米アップルは、同社が過去に販売していたスマートフォン製品「iPhone 5」の一部で「スリープボタン/スリープ解除ボタン」に問題があるとして、2013年3月以前に製造されたiPhone 5を回収修理すると発表した。また、対象となる製品を調べることが出来る特設サイトを開設している。

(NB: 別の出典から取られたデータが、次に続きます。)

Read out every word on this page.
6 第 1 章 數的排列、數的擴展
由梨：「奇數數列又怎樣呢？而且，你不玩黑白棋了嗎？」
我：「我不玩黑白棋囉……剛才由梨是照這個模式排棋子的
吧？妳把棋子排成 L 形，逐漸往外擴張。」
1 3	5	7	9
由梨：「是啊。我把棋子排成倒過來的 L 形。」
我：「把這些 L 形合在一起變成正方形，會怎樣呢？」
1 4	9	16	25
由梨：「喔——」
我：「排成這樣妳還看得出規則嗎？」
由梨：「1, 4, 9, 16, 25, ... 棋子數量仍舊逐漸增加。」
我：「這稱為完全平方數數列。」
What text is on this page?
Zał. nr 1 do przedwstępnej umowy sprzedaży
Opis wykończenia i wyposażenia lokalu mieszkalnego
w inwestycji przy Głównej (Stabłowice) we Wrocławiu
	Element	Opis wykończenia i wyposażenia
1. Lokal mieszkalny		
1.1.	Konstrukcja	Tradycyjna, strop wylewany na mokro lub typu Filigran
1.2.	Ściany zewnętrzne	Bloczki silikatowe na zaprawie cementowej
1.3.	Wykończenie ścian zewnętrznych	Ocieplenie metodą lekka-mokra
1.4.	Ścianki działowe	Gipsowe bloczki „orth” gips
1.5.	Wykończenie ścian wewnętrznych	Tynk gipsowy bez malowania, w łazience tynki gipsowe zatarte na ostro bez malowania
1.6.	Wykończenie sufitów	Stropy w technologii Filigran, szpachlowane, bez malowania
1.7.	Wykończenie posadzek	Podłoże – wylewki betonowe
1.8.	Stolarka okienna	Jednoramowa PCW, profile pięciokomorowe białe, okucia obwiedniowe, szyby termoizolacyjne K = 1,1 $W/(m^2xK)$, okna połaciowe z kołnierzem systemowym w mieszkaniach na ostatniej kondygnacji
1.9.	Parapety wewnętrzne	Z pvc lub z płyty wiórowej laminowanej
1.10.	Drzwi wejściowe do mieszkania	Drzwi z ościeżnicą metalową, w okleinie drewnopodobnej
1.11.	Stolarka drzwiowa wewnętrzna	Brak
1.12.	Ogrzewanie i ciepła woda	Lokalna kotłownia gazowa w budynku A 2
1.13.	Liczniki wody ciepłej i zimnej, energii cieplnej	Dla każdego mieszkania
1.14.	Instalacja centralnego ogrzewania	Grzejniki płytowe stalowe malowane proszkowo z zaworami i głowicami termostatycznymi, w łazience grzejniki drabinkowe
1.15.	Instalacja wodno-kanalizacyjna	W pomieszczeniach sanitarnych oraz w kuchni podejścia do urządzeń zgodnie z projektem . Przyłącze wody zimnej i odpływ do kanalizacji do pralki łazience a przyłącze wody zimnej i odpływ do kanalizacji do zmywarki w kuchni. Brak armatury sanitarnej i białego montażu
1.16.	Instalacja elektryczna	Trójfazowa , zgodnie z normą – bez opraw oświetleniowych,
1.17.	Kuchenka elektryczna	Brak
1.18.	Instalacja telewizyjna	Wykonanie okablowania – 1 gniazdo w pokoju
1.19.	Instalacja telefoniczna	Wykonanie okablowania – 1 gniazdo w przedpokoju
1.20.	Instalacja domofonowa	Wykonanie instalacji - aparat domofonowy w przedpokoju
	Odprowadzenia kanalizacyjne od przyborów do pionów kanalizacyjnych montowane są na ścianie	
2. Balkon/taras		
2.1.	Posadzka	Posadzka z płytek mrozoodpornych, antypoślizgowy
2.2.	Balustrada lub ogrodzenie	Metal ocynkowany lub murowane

この不具合では、スリープボタン/解除ボタンが「断続的にしか機能しなくなる」といったもの。同社では「iPhone 5スリープ/スリープ解除ボタン交換プログラム」という名前でWEBで上で専用ページを設けており、リコール修理を呼びかけている。今回のリコールでは、不具合となるボタンのみの無償交換するものであり、本体丸ごとの交換とは異なる

ボタンの交換プロセスは2014年5月2日から実施され、全て「修理センターに送付する形式」で実施される。修理センターに送付する形式は以下の2つ。

  • 持ち込み修理(一時本体預かり)
  • ピックアップ&デリバリー修理(一時本体預かり)

代替機の利用を希望する場合は「持ち込み修理」のみの選択となる。Apple Storeの各店舗か、またはApple正規サービスプロバイダーに持ち込んで修理を依頼する方式となるが、この場合においても「Appleリペアセンター(修理センター)」において修理を行うため、即日修理完了とはならない点に注意が必要

ピックアップ&デリバリー修理は、地方在住ユーザーや忙しいユーザーにおける一般的な修理方法であり、指定した時間に配送業者が梱包箱などを用意した上で自宅に訪問。対象のiPhone 5を受領した上で、修理センターで修理を実施。修理完了後に自宅に届くという仕組みだ。

なお、アップルは今回の件に関して以下の注意点を上げている。

  • 修理は製品をお買い上げいただいた国でしか受けられない場合があります。
  • このプログラムをご利用いただくには、iPhone 5 が (スリープ/スリープ解除ボタン以外は) 正常に機能している必要があります。
  • この問題に関する修理をすでに自費で行われた方は、返金についてこちらからお問い合わせください。
  • この全世界共通のプログラムは iPhone の通常の保証期間を延長するものではありません。
  • このプログラムは、iPhone 本体の最初の小売販売日から 2 年間、対象となる iPhone 5 モデルに適用されます

製品構造に欠陥があるにも関わらず、販売から2年間のみという点にはやや疑問が残るところだ。

なお、修理前にはデータのバックアップを行い、セキュリティ保護の観点からデータの消去、iPhoneを探す機能のOFF、ケース・カバーといったものを予め取り外すといったことを呼びかけている。